Pour Leila Awada, l’avocate de l’association Kafa, les femmes ayant subi des violences conjugales souffrent du fait qu’elles se trouvent doublement lâchées : d’une part, par leur environnement social et, d’autre part, par la justice qui tend à perpétuer les préjugés en matière de machisme, certains juges étant enclins à justifier les concepts sociaux et moraux en vigueur. Et l’avocate de dénoncer le fait que le viol conjugal par exemple n’est pratiquement jamais pris en considération par la police, qui estime que ce type de violence fait partie du concept de l’intimité et de la vie privée des époux.
Méconnaissance
des droits
Autre groupe vulnérable, celui des employées de maison que ni la mentalité ambiante ni les textes de loi ne peuvent protéger. Une étude effectuée par l’association Human Rights Watch a ainsi clairement démontré les lacunes au niveau des lois régissant ce secteur, sachant notamment que la main-d’œuvre étrangère domestique ne peut bénéficier de la loi du travail, notamment du salaire minimum, de la détermination des heures de travail ou des congés annuels. En dépit de la mise en place d’un système de contrat unifié, aucun mécanisme d’exécution n’a été prévu et les violations sont encore nombreuses en ce domaine : violence, agressions sexuelles, privation de nourriture, privation de liberté de déplacement, confiscation des passeports, etc.
L’étude montre également la multitude des cas de plaintes avancées par l’employeur alors que celles qui sont présentées par les employées de maison, qui souffrent de méconnaissance de leurs droits et de la langue, sont pratiquement inexistantes. Et dans les rares cas de procès intentés contre leurs employeurs, ces derniers ont souvent été condamnés à des sanctions minimes par rapport aux délits ou crimes commis, note Nadim Houry, directeur régional de HRW, qui cite le cas d’un médecin condamné au paiement d’une simple amende pour avoir recouru à la violence contre son employée de maison.
Quelles leçons tirer ?
Tout d’abord, l’idée que le juge peut sans aucun doute faire une lecture de la loi en dépassement de la mentalité ambiante, dans le respect de la dignité humaine et conformément à l’évolution de la société qui malheureusement n’est pas encore reflétée dans des textes de lois rigides et dépassés.

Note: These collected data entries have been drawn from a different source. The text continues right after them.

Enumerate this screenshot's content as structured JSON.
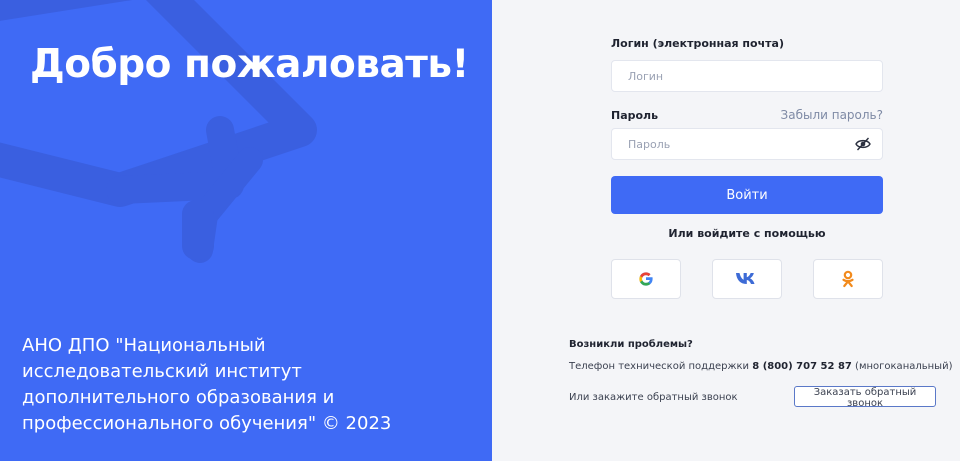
{
  "left": {
    "welcome": "Добро пожаловать!",
    "org_line1": "АНО ДПО \"Национальный",
    "org_line2": "исследовательский институт",
    "org_line3": "дополнительного образования и",
    "org_line4": "профессионального обучения\" © 2023",
    "background_color": "#3f6af5"
  },
  "form": {
    "login_label": "Логин (электронная почта)",
    "login_placeholder": "Логин",
    "password_label": "Пароль",
    "forgot_link": "Забыли пароль?",
    "password_placeholder": "Пароль",
    "password_toggle_icon": "eye-crossed-icon",
    "submit_label": "Войти",
    "or_text": "Или войдите с помощью",
    "social": [
      {
        "name": "google",
        "icon": "google-icon"
      },
      {
        "name": "vk",
        "icon": "vk-icon"
      },
      {
        "name": "odnoklassniki",
        "icon": "odnoklassniki-icon"
      }
    ],
    "accent_color": "#3f6af5"
  },
  "help": {
    "title": "Возникли проблемы?",
    "phone_prefix": "Телефон технической поддержки",
    "phone_number": "8 (800) 707 52 87",
    "phone_suffix": "(многоканальный)",
    "callback_text": "Или закажите обратный звонок",
    "callback_button": "Заказать обратный звонок"
  }
}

Tout en dévoilant les failles et l’arbitraire de certains jugements, les études effectuées montrent également des décisions révolutionnaires prises par des juges intrépides qui ont improvisé dans le sens d’un plus grand humanisme, sans toutefois se défaire totalement du cadre de la loi.
D’où l’importance d’un cumul grandissant de jurisprudences en faveur des personnes vulnérables, par le biais d’un effet de mimétisme qui se répercutera favorablement dans les milieux de la magistrature, fait remarquer l’un des juges présents.

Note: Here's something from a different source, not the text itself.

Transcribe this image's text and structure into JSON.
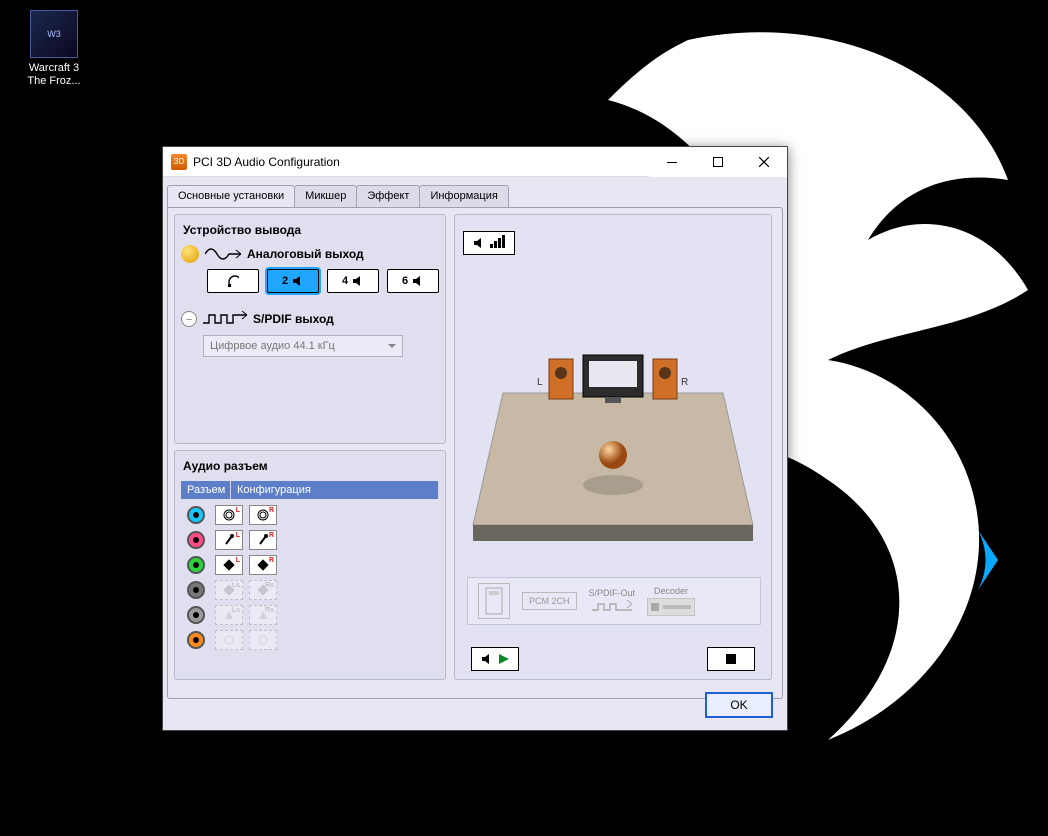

Enfin, le dialogue et l’interaction désormais mis en place entre les ONG et les juges dans le cadre d’une dynamique productive ont démontré l’importance d’un tel partenariat. En définitive, la société civile n’est pas dans une relation de confrontation avec la loi et les juges qui l’appliquent, mais plutôt dans un rapport de complémentarité qui ne peut que servir l’intérêt souvent oublié ou occulté des groupes sociaux vulnérables.